10.Quais são os seus planos e aspirações para o futuro? Há novos projetos ou paixões que gostaria de explorar?
O futuro, para mim, passa por continuar a crescer — como profissional e como pessoa. Vou continuar a investir na formação contínua em saúde, na investigação aplicada à prática clínica e em projetos que unam ciência e humanização. Pretendo consolidar o projeto “Pele a Pele”, expandindo-o para incluir o apoio à parentalidade, à amamentação e à saúde mental perinatal, bem como a formação de profissionais nesta área.

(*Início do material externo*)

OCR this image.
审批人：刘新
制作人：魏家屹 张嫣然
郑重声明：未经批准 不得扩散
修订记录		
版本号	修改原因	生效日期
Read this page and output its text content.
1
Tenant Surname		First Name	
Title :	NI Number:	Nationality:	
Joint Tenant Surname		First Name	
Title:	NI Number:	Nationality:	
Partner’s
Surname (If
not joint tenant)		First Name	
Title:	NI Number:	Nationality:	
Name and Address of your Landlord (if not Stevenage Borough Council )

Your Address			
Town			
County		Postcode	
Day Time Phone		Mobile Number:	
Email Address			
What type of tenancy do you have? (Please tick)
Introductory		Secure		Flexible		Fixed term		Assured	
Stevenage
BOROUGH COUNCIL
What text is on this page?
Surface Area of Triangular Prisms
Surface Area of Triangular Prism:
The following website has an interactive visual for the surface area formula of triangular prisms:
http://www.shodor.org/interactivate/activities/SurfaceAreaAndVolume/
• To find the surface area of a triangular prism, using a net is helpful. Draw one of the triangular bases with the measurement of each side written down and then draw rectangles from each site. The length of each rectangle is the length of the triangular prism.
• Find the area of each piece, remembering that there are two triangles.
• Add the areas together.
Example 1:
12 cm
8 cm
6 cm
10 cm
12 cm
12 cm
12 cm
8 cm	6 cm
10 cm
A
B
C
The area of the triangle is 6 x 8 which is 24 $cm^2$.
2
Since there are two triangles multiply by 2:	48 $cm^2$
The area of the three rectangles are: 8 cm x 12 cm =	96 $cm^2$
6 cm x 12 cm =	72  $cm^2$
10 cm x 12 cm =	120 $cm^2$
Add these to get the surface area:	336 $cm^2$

Paralelamente, alimento o sonho de criar um espaço multidisciplinar — um lugar onde o cuidar se expresse em várias formas: clínica, educativa e emocional. Um espaço para famílias, mas também para formar profissionais que queiram aprender, partilhar e crescer.
O futuro será sempre sobre cuidar — mas de forma cada vez mais consciente, integrada e profundamente humana.



Agradecimento
Quero deixar um sincero agradecimento ao Paivense por ter publicado a minha entrevista.
É muito especial poder recordar este momento e revisitar uma parte importante do meu percurso profissional e pessoal.
As palavras de ontem continuam a refletir o mesmo propósito: cuidar, inspirar e transformar através da maternidade e da enfermagem.
Obrigada por me permitirem reviver esta memória com tanto carinho.